A 96-year-old American veteran decorated with the highest military honours for taking part in one of the most daring D-Day assaults on the Nazis has admitted he made it all up.

George G Klein was handed the Purple Heart and Bronze Star in the US and the French Légion d’honneur for his part in the assault on Pointe du Hoc where 225 men scaled 100ft cliffs before taking out German artillery positions.

Klein claimed to be among an elite group of 2nd Ranger Battalion soldiers asked to storm and secure the Normandy coast between Omaha and Utah beaches on June 6 1944.

This year he was a star of the 73rd anniversary celebrations where he signed hundreds of autographs and was photographed with his medals on the French cliffs he claimed to have climbed in 1944 having been flown there from America thanks to charitable donations.

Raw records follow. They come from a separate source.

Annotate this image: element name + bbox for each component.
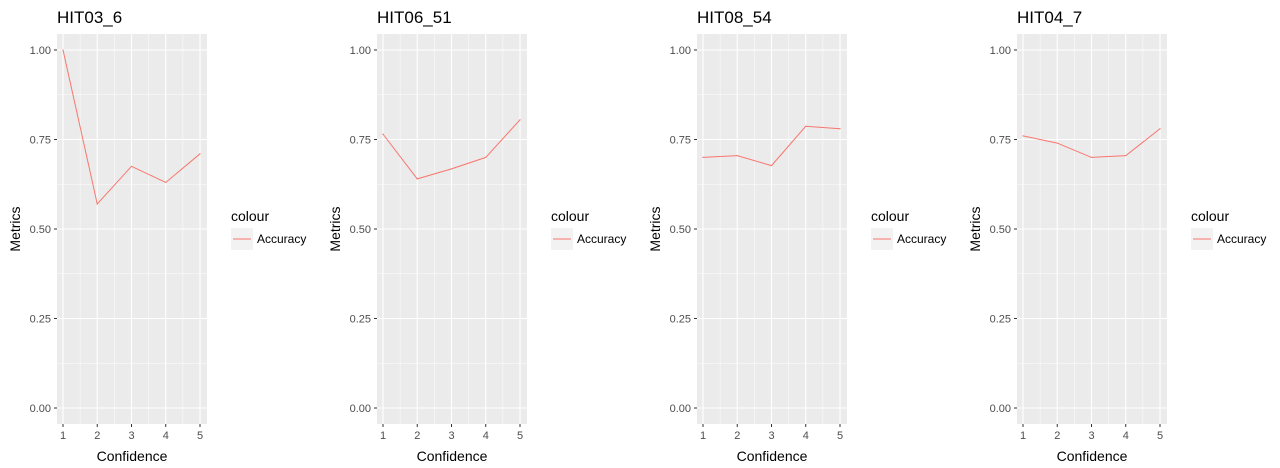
- y-tick-label: 0.75: [990, 135, 1011, 147]
- data-point: [519, 119, 521, 121]
- chart-panel-1: HIT03_6 0.00 0.25 0.50 0.75 1.00 1 2 3 4 5 Confiden…: [7, 8, 306, 464]
- data-point: [450, 168, 453, 170]
- x-tick-label: 4: [483, 430, 489, 442]
- x-tick-label: 3: [1088, 430, 1094, 442]
- data-point: [416, 178, 418, 180]
- x-tick-label: 1: [380, 430, 386, 442]
- y-tick-label: 0.25: [350, 314, 371, 326]
- legend-label: Accuracy: [577, 232, 626, 246]
- x-axis-title: Confidence: [1057, 448, 1128, 464]
- x-tick-label: 5: [197, 430, 203, 442]
- x-axis-title: Confidence: [417, 448, 488, 464]
- y-tick-label: 1.00: [670, 45, 691, 57]
- data-point: [199, 153, 201, 155]
- y-tick-label: 0.75: [30, 135, 51, 147]
- x-tick-label: 2: [1054, 430, 1060, 442]
- x-tick-label: 4: [1123, 430, 1129, 442]
- legend-title: colour: [551, 208, 589, 224]
- legend: colour Accuracy: [871, 208, 946, 250]
- x-tick-label: 4: [803, 430, 809, 442]
- data-point: [770, 165, 773, 167]
- data-point: [382, 133, 384, 135]
- y-axis-title: Metrics: [647, 206, 663, 251]
- x-tick-label: 2: [414, 430, 420, 442]
- x-tick-label: 2: [94, 430, 100, 442]
- chart-panel-2: HIT06_51 0.00 0.25 0.50 0.75 1.00 1 2 3 4 5 Confide…: [327, 8, 626, 464]
- y-tick-label: 1.00: [350, 45, 371, 57]
- data-point: [62, 49, 64, 51]
- x-tick-label: 1: [60, 430, 66, 442]
- chart-title: HIT04_7: [1017, 8, 1082, 27]
- y-tick-label: 0.00: [350, 403, 371, 415]
- data-point: [839, 128, 841, 130]
- data-point: [1056, 142, 1058, 144]
- chart-panel-3: HIT08_54 0.00 0.25 0.50 0.75 1.00 1 2 3 4 5 Confide…: [647, 8, 946, 464]
- y-tick-label: 0.25: [990, 314, 1011, 326]
- legend-title: colour: [1191, 208, 1229, 224]
- chart-title: HIT08_54: [697, 8, 772, 27]
- chart-panel-4: HIT04_7 0.00 0.25 0.50 0.75 1.00 1 2 3 4 5 Confiden…: [967, 8, 1266, 464]
- data-point: [1022, 135, 1024, 137]
- x-axis-title: Confidence: [97, 448, 168, 464]
- y-tick-label: 0.00: [990, 403, 1011, 415]
- x-tick-label: 3: [128, 430, 134, 442]
- legend-label: Accuracy: [1217, 232, 1266, 246]
- y-axis-title: Metrics: [967, 206, 983, 251]
- data-point: [130, 165, 133, 167]
- legend-label: Accuracy: [257, 232, 306, 246]
- data-point: [1125, 155, 1127, 157]
- y-tick-label: 0.75: [670, 135, 691, 147]
- x-tick-label: 5: [1157, 430, 1163, 442]
- y-tick-label: 0.50: [350, 224, 371, 236]
- legend: colour Accuracy: [231, 208, 306, 250]
- chart-title: HIT03_6: [57, 8, 122, 27]
- y-tick-label: 0.25: [670, 314, 691, 326]
- data-point: [96, 203, 98, 205]
- chart-title: HIT06_51: [377, 8, 452, 27]
- data-point: [805, 125, 807, 127]
- legend: colour Accuracy: [1191, 208, 1266, 250]
- legend-title: colour: [231, 208, 269, 224]
- y-axis-title: Metrics: [327, 206, 343, 251]
- x-tick-label: 3: [768, 430, 774, 442]
- legend-label: Accuracy: [897, 232, 946, 246]
- data-point: [485, 156, 487, 158]
- x-tick-label: 4: [163, 430, 169, 442]
- data-point: [1159, 128, 1161, 130]
- y-tick-label: 1.00: [990, 45, 1011, 57]
- y-tick-label: 0.50: [30, 224, 51, 236]
- x-tick-label: 3: [448, 430, 454, 442]
- x-tick-label: 5: [837, 430, 843, 442]
- x-tick-label: 1: [1020, 430, 1026, 442]
- x-axis-title: Confidence: [737, 448, 808, 464]
- data-point: [702, 156, 704, 158]
- y-tick-label: 0.00: [30, 403, 51, 415]
- y-tick-label: 0.50: [670, 224, 691, 236]
- y-tick-label: 0.00: [670, 403, 691, 415]
- data-point: [165, 181, 167, 184]
- x-tick-label: 2: [734, 430, 740, 442]
- data-point: [1090, 156, 1093, 158]
- data-point: [736, 155, 738, 157]
- y-tick-label: 0.75: [350, 135, 371, 147]
- legend: colour Accuracy: [551, 208, 626, 250]
- y-tick-label: 0.25: [30, 314, 51, 326]
- y-tick-label: 0.50: [990, 224, 1011, 236]
- legend-title: colour: [871, 208, 909, 224]
- x-tick-label: 5: [517, 430, 523, 442]
- x-tick-label: 1: [700, 430, 706, 442]
- y-tick-label: 1.00: [30, 45, 51, 57]
- y-axis-title: Metrics: [7, 206, 23, 251]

But Second World War historians Gary Sterne and Marty Morgan were perplexed because they failed to find any trace of him at Pointe du Hoc and he was finally forced to admit his D-Day heroism was all a lie.

 

George G Klein on the cliffs at Pointe du Hoc this year where he claimed to spend D-Day – but he has been forced to admit he made it all up

Klein (pictured) was not in Normandy and instead he was in the 46th Field Artillery Battalion, 5th Infantry Division, in a field in Northern Ireland and would enter France a month after D-Day

Klein (pictured) was not in Normandy and instead he was in the 46th Field Artillery Battalion, 5th Infantry Division, in a field in Northern Ireland and would enter France a month after D-Day

225 men clambered up 100ft cliffs before taking out German artillery positions in one of the most daring and dangerous missions on June 6 1944 (pictured after it was successfully completed)

225 men clambered up 100ft cliffs before taking out German artillery positions in one of the most daring and dangerous missions on June 6 1944 (pictured after it was successfully completed)

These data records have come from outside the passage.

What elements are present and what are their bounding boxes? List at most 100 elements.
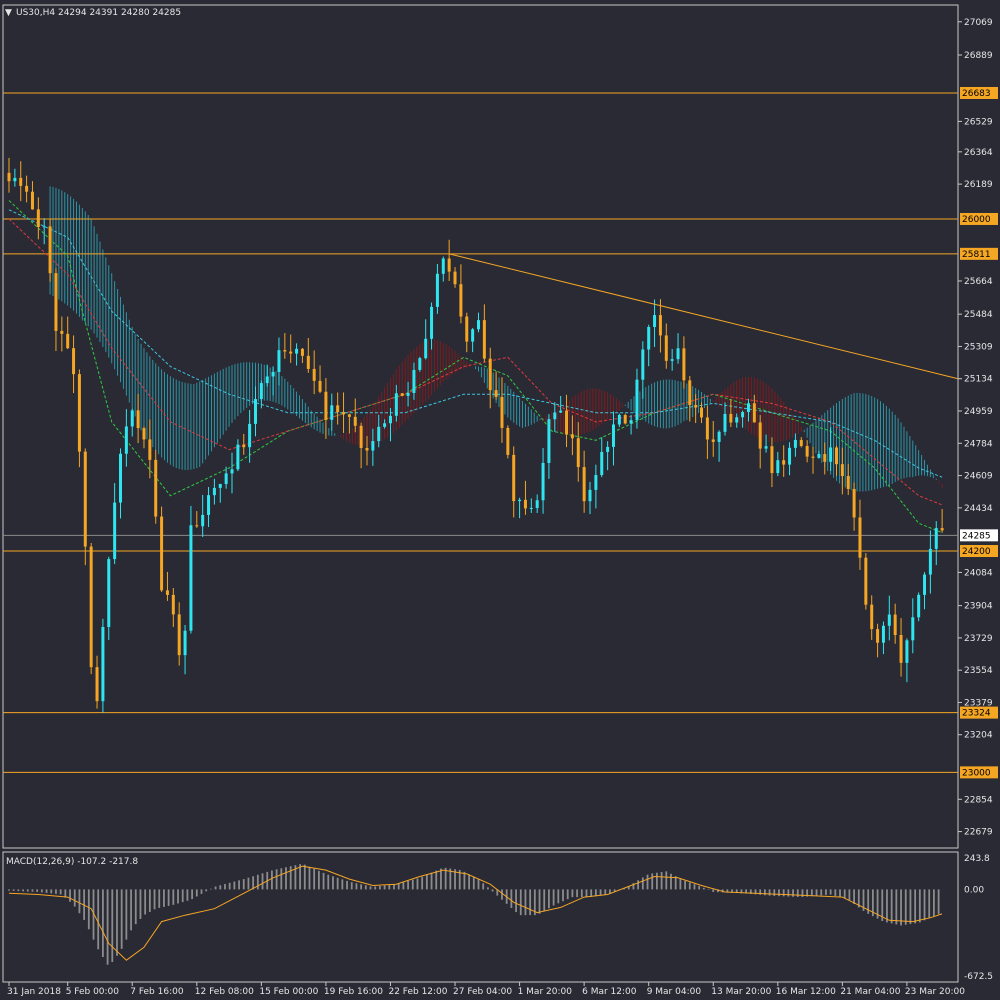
candle-body[interactable] — [318, 380, 322, 392]
candle-body[interactable] — [917, 594, 921, 618]
main-price-panel[interactable]: 27069 26889 26529 26364 26189 25664 25484 25309… — [2, 4, 998, 849]
candle-body[interactable] — [160, 516, 164, 591]
candle-body[interactable] — [864, 557, 868, 605]
candle-body[interactable] — [793, 439, 797, 448]
candle-body[interactable] — [218, 483, 222, 488]
candle-body[interactable] — [406, 393, 410, 396]
candle-body[interactable] — [72, 348, 76, 375]
candle-body[interactable] — [424, 338, 428, 359]
candle-body[interactable] — [236, 444, 240, 470]
candle-body[interactable] — [435, 273, 439, 307]
candle-body[interactable] — [359, 425, 363, 448]
candle-body[interactable] — [664, 335, 668, 361]
candle-body[interactable] — [324, 391, 328, 420]
candle-body[interactable] — [500, 396, 504, 428]
candle-body[interactable] — [95, 667, 99, 702]
candle-body[interactable] — [547, 419, 551, 463]
candle-body[interactable] — [48, 226, 52, 274]
candle-body[interactable] — [729, 413, 733, 423]
candle-body[interactable] — [136, 410, 140, 429]
candle-body[interactable] — [770, 446, 774, 474]
candle-body[interactable] — [453, 271, 457, 285]
candle-body[interactable] — [658, 315, 662, 336]
candle-body[interactable] — [89, 546, 93, 668]
candle-body[interactable] — [207, 495, 211, 515]
candle-body[interactable] — [553, 412, 557, 420]
candle-body[interactable] — [940, 528, 944, 531]
candle-body[interactable] — [248, 423, 252, 448]
candle-body[interactable] — [858, 517, 862, 558]
candle-body[interactable] — [300, 348, 304, 356]
candle-body[interactable] — [418, 358, 422, 370]
candle-body[interactable] — [19, 177, 23, 186]
candle-body[interactable] — [388, 415, 392, 424]
candle-body[interactable] — [142, 428, 146, 440]
candle-body[interactable] — [617, 415, 621, 425]
candle-body[interactable] — [119, 453, 123, 503]
candle-body[interactable] — [911, 617, 915, 641]
candle-body[interactable] — [758, 422, 762, 449]
candle-body[interactable] — [788, 447, 792, 465]
candle-body[interactable] — [482, 320, 486, 359]
candle-body[interactable] — [66, 333, 70, 349]
candle-body[interactable] — [523, 499, 527, 509]
candle-body[interactable] — [488, 358, 492, 391]
candle-body[interactable] — [899, 635, 903, 663]
candle-body[interactable] — [799, 439, 803, 446]
candle-body[interactable] — [881, 625, 885, 643]
candle-body[interactable] — [347, 414, 351, 417]
candle-body[interactable] — [876, 629, 880, 643]
candle-body[interactable] — [353, 416, 357, 426]
candle-body[interactable] — [870, 604, 874, 630]
candle-body[interactable] — [242, 444, 246, 448]
candle-body[interactable] — [42, 226, 46, 228]
candle-body[interactable] — [477, 320, 480, 330]
candle-body[interactable] — [535, 500, 539, 508]
candle-body[interactable] — [506, 427, 510, 455]
candle-body[interactable] — [641, 349, 645, 380]
candle-body[interactable] — [154, 459, 158, 517]
candle-body[interactable] — [289, 351, 293, 354]
candle-body[interactable] — [705, 417, 709, 440]
candle-body[interactable] — [893, 614, 897, 636]
candle-body[interactable] — [782, 460, 786, 465]
candle-body[interactable] — [295, 348, 299, 354]
candle-body[interactable] — [594, 475, 598, 490]
candle-body[interactable] — [629, 420, 633, 424]
candle-body[interactable] — [465, 316, 469, 342]
candle-body[interactable] — [934, 528, 938, 549]
macd-panel[interactable]: 243.8 0.00 -672.5 — [2, 851, 993, 983]
candle-body[interactable] — [230, 469, 234, 474]
candle-body[interactable] — [306, 355, 310, 369]
candle-body[interactable] — [259, 383, 263, 400]
candle-body[interactable] — [746, 403, 750, 413]
candle-body[interactable] — [905, 640, 909, 663]
candle-body[interactable] — [25, 185, 29, 192]
candle-body[interactable] — [717, 431, 721, 442]
candle-body[interactable] — [312, 368, 316, 381]
candle-body[interactable] — [77, 374, 81, 452]
dropdown-triangle-icon[interactable]: ▼ — [5, 8, 12, 18]
candle-body[interactable] — [723, 413, 727, 432]
candle-body[interactable] — [700, 407, 704, 418]
candle-body[interactable] — [811, 456, 815, 458]
candle-body[interactable] — [741, 412, 745, 418]
candle-body[interactable] — [570, 434, 574, 439]
candle-body[interactable] — [148, 439, 152, 460]
candle-body[interactable] — [101, 626, 105, 702]
candle-body[interactable] — [383, 423, 387, 427]
candle-body[interactable] — [647, 326, 651, 350]
candle-body[interactable] — [840, 464, 844, 477]
candle-body[interactable] — [265, 376, 269, 384]
candle-body[interactable] — [394, 393, 398, 416]
candle-body[interactable] — [688, 380, 692, 406]
candle-body[interactable] — [36, 209, 40, 227]
candle-body[interactable] — [565, 410, 569, 435]
candle-body[interactable] — [834, 447, 838, 465]
candle-body[interactable] — [670, 359, 674, 361]
candle-body[interactable] — [412, 369, 416, 394]
candle-body[interactable] — [113, 502, 117, 560]
candle-body[interactable] — [752, 403, 756, 423]
candle-body[interactable] — [576, 438, 580, 468]
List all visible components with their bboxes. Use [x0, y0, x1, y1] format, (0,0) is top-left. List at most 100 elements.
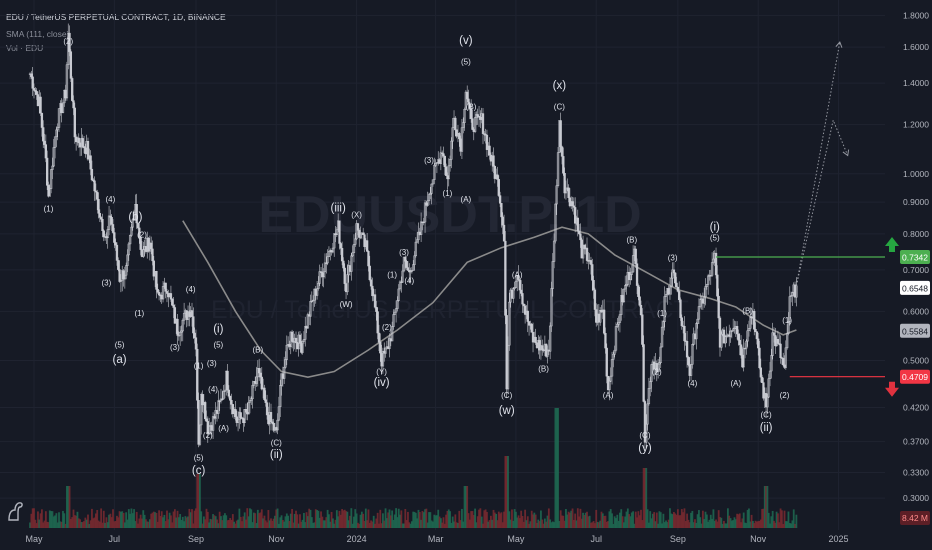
candle-body [276, 419, 279, 431]
volume-bar [345, 511, 347, 528]
volume-bar [76, 511, 79, 528]
volume-bar [304, 522, 307, 528]
volume-bar [283, 521, 286, 528]
volume-bar [138, 518, 141, 528]
candle-body [788, 296, 791, 322]
volume-bar [459, 520, 462, 528]
volume-bar [400, 510, 403, 528]
volume-bar [740, 522, 742, 528]
candle-body [430, 183, 433, 194]
candle-body [298, 334, 302, 344]
candle-body [776, 339, 780, 344]
volume-bar [364, 508, 367, 528]
resistance-price-tag[interactable] [900, 250, 930, 265]
candle-body [634, 248, 637, 264]
volume-bar [330, 511, 333, 528]
volume-bar [695, 522, 698, 528]
candle-body [72, 100, 75, 109]
x-tick-label: May [507, 534, 525, 544]
candle-body [426, 200, 429, 206]
volume-tag[interactable] [900, 511, 930, 525]
candle-body [627, 271, 631, 281]
volume-bar [331, 518, 334, 528]
y-tick-label: 0.7000 [903, 265, 929, 275]
candle-body [172, 305, 175, 308]
candle-body [650, 364, 653, 382]
projection-path[interactable] [795, 118, 849, 286]
volume-bar [744, 522, 746, 528]
candle-body [688, 364, 691, 376]
volume-bar [206, 511, 209, 528]
candle-body [617, 322, 620, 325]
candle-body [401, 270, 404, 283]
volume-bar [55, 513, 58, 528]
candle-body [383, 350, 386, 354]
volume-bar [146, 521, 149, 528]
wave-label: (3) [207, 359, 217, 368]
candle-body [513, 287, 516, 289]
candle-body [498, 195, 502, 204]
volume-bar [143, 514, 146, 528]
wave-label: (i) [213, 323, 223, 335]
volume-bar [475, 522, 478, 528]
volume-bar [225, 515, 228, 528]
support-price-tag[interactable] [900, 369, 930, 384]
candle-body [481, 113, 485, 134]
candle-body [413, 255, 416, 265]
volume-bar [580, 518, 583, 528]
candle-body [571, 201, 574, 207]
projection-path[interactable] [795, 42, 841, 286]
volume-bar [579, 508, 582, 528]
wave-label: (v) [459, 35, 473, 47]
volume-bar [792, 509, 795, 528]
volume-bar [474, 508, 476, 528]
volume-bar [759, 519, 762, 528]
candle-body [265, 402, 269, 416]
volume-bar [763, 486, 766, 528]
candle-body [667, 288, 670, 295]
candle-body [479, 117, 482, 120]
volume-bar [239, 516, 242, 528]
volume-bar [583, 515, 586, 528]
volume-bar [300, 521, 303, 528]
volume-bar [563, 520, 566, 528]
candle-body [106, 229, 109, 239]
volume-bar [313, 522, 316, 528]
x-tick-label: Jul [109, 534, 121, 544]
volume-bar [105, 517, 108, 528]
volume-bar [608, 511, 611, 528]
candle-body [785, 333, 789, 349]
candle-body [362, 232, 365, 235]
sma-legend-label[interactable]: SMA (111, close) [6, 29, 70, 39]
last-price-tag[interactable] [900, 280, 930, 295]
volume-bar [401, 523, 404, 528]
sma-price-tag[interactable] [900, 323, 930, 338]
volume-bar [457, 522, 459, 528]
candle-body [197, 400, 200, 445]
volume-bar [96, 510, 99, 528]
volume-bar [651, 513, 654, 528]
volume-bar [692, 522, 695, 528]
candle-body [523, 305, 527, 315]
volume-bar [596, 521, 599, 528]
volume-bar [466, 486, 469, 528]
volume-legend-label[interactable]: Vol · EDU [6, 43, 44, 53]
volume-bar [649, 511, 652, 528]
wave-label: (A) [603, 391, 614, 400]
volume-bar [58, 512, 60, 528]
candle-body [275, 427, 278, 431]
candle-body [460, 127, 464, 152]
volume-bar [222, 515, 225, 528]
volume-bar [39, 513, 42, 528]
projection-arrowhead [842, 149, 850, 157]
tradingview-logo-icon[interactable] [6, 498, 26, 522]
candle-body [637, 285, 640, 297]
candle-body [791, 292, 794, 296]
candle-body [325, 262, 328, 264]
candle-body [417, 231, 420, 241]
candle-body [346, 274, 349, 293]
volume-bar [358, 523, 361, 528]
volume-bar [541, 519, 544, 528]
x-tick-label: Nov [750, 534, 767, 544]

Marc Laurenceau, head of the Overlord D-Day association, told French newspaper La Renaissance Le Bessin: ‘George Klein arrived in Normandy in July 1944. I’m in contact with his family with whom I have become friends. They are devastated.

He added: ‘So are we, as we believed his story. We put in a lot of effort to get him to Normandy.’

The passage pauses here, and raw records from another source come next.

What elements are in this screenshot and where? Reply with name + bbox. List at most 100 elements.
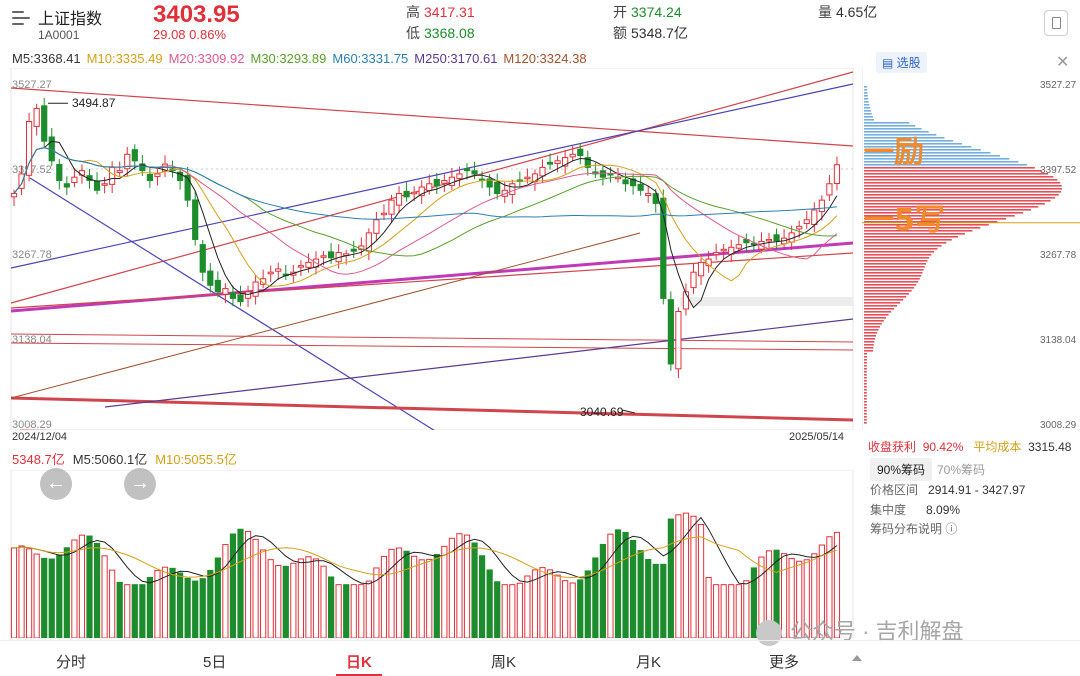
volume-bar [78,534,86,638]
volume-bar [652,563,659,638]
chip-bar [864,146,972,148]
chip-bar [864,389,867,391]
volume-chart[interactable] [0,470,862,638]
candle-body [433,178,440,187]
chip-bar [864,245,942,247]
trend-line [10,232,641,399]
index-code: 1A0001 [38,28,80,42]
moving-average-line [13,147,838,287]
candle-body [554,160,561,164]
volume-bar [735,584,742,638]
candle-body [826,183,833,196]
chip-bar [864,320,884,322]
candle-body [305,261,312,268]
candle-body [41,105,48,142]
tab-daily-k[interactable]: 日K [346,654,372,671]
volume-bar [426,558,433,638]
volume-bar [592,557,599,638]
chip-bar [864,407,867,409]
volume-bar [803,559,810,638]
candlestick-chart[interactable]: 3527.273397.523267.783138.043008.293494.… [0,68,862,430]
chip-bar [864,305,898,307]
candle-body [690,271,697,289]
close-icon[interactable]: ✕ [1056,54,1070,71]
chip-help-link[interactable]: 筹码分布说明 ⓘ [870,522,958,536]
chip-bar [864,362,867,364]
chip-bar [864,98,869,100]
ma-legend-item: M10:3335.49 [86,51,163,66]
volume-bar [524,575,531,638]
price-axis-label: 3008.29 [12,419,52,430]
chip-bar [864,176,1054,178]
candle-body [735,244,742,249]
chip-bar [864,263,926,265]
chip-bar [864,386,867,388]
candle-body [373,219,380,234]
candle-body [380,212,388,216]
candle-body [297,265,304,268]
candle-body [26,121,33,176]
chip-bar [864,197,1056,199]
candle-body [765,238,773,242]
volume-bar [282,565,289,638]
tab-90-chips[interactable]: 90%筹码 [870,458,933,481]
volume-bar [660,563,667,638]
volume-bar [765,550,773,638]
candle-body [645,193,652,196]
candle-body [260,278,267,285]
volume-bar [146,576,154,638]
volume-bar [229,533,237,638]
price-change: 29.08 0.86% [153,27,227,42]
candle-body [101,183,108,186]
chip-bar [864,242,947,244]
chip-bar [864,401,867,403]
volume-bar [199,578,206,638]
trend-line [10,333,854,343]
tab-monthly-k[interactable]: 月K [636,654,662,671]
volume-bar [388,548,395,638]
volume-bar [365,580,372,638]
chip-bar [864,275,922,277]
chip-bar [864,302,901,304]
tab-more[interactable]: 更多 [769,654,800,671]
candle-body [652,193,659,204]
chip-bar [864,377,867,379]
menu-icon[interactable] [12,11,32,27]
chip-bar [864,92,868,94]
chip-bar [864,86,867,88]
chip-bar [864,287,915,289]
chip-bar [864,101,869,103]
candle-body [320,255,327,258]
chip-bar [864,335,877,337]
collapse-icon[interactable] [852,655,862,661]
volume-bar [395,547,403,638]
tab-5day[interactable]: 5日 [203,654,227,671]
volume-bar [41,557,48,638]
candle-body [244,291,252,299]
volume-bar [773,549,780,638]
landscape-toggle-icon[interactable] [1044,10,1068,36]
volume-bar [358,584,365,638]
scroll-left-button[interactable]: ← [40,468,72,500]
candle-body [562,157,569,167]
candle-body [660,197,667,299]
candle-body [675,311,682,370]
chip-bar [864,329,879,331]
scroll-right-button[interactable]: → [124,468,156,500]
candle-body [109,166,116,185]
chip-bar [864,131,929,133]
stock-pick-button[interactable]: ▤ 选股 [876,52,927,73]
chip-bar [864,266,925,268]
volume-bar [305,556,312,638]
profit-ratio: 收盘获利 90.42% 平均成本 3315.48 [868,440,1072,454]
tab-70-chips[interactable]: 70%筹码 [937,463,986,477]
candle-body [471,170,478,175]
tab-weekly-k[interactable]: 周K [491,654,517,671]
volume-bar [33,553,40,638]
volume-bar [788,557,795,638]
volume-bar [637,550,644,638]
index-name: 上证指数 [38,11,103,28]
tab-intraday[interactable]: 分时 [56,654,87,671]
candle-body [667,299,674,365]
chip-bar [864,113,872,115]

This year the  D-Day Overlord Association crowdfunded $4,000 (£3,120) to fly him from his Illinois home back to Pointe du Hoc where he was called ”one of the great celebrities’ of the 73rd anniversary celebrations.

He paid tribute to his comrades and said: ‘I’m not a hero. The real heroes are those who have lost life here’.

It was only when he got home to America that he admitted it was all a lie and he had been unable to be a Ranger having broken his ankle in 1943.

Instead he was in the 46th Field Artillery Battalion, 5th Infantry Division, in a field in Northern Ireland, and would enter France a month after D-Day.

Despite the shame of being outed as a liar the Overlord D-Day Association has still been supportive.

They said he should ‘not be ashamed of his real contribution to the liberation of Europe’ because he was wounded in action in Germany on November 17 1944.

‘Trapped into a lie that shaped him in the eyes of his entourage, and from which he could no longer escape, he finally resolved to tell the truth,’ they said.

The cliffs (pictured) were a point of attack by the United States Army Ranger Assault Group during Operation Overlord 

The cliffs (pictured) were a point of attack by the United States Army Ranger Assault Group during Operation Overlord 

He is not the first US veteran to be exposed in this way.

Until 2009 Howard Manoian was a local hero in the Normandy village that he had retired to – feted for his tales of sacrifice in liberating France from the Nazis and even had a plaque in his honour.

The American was happy to tell how he was wounded in action twice after parachuting into nearby Sainte-Mère-Eglise on D-Day in the fierce battle later depicted in John Wayne’s film The Longest Day.

Numerous admirers heard how he was shot in the hand and legs by a German machine gun during a fire fight and then again by a Messerschmitt which strafed the field hospital where he was recovering.

But it later emerged that he was only minding a supply dump in Northern France and providing showers for war-weary soldiers.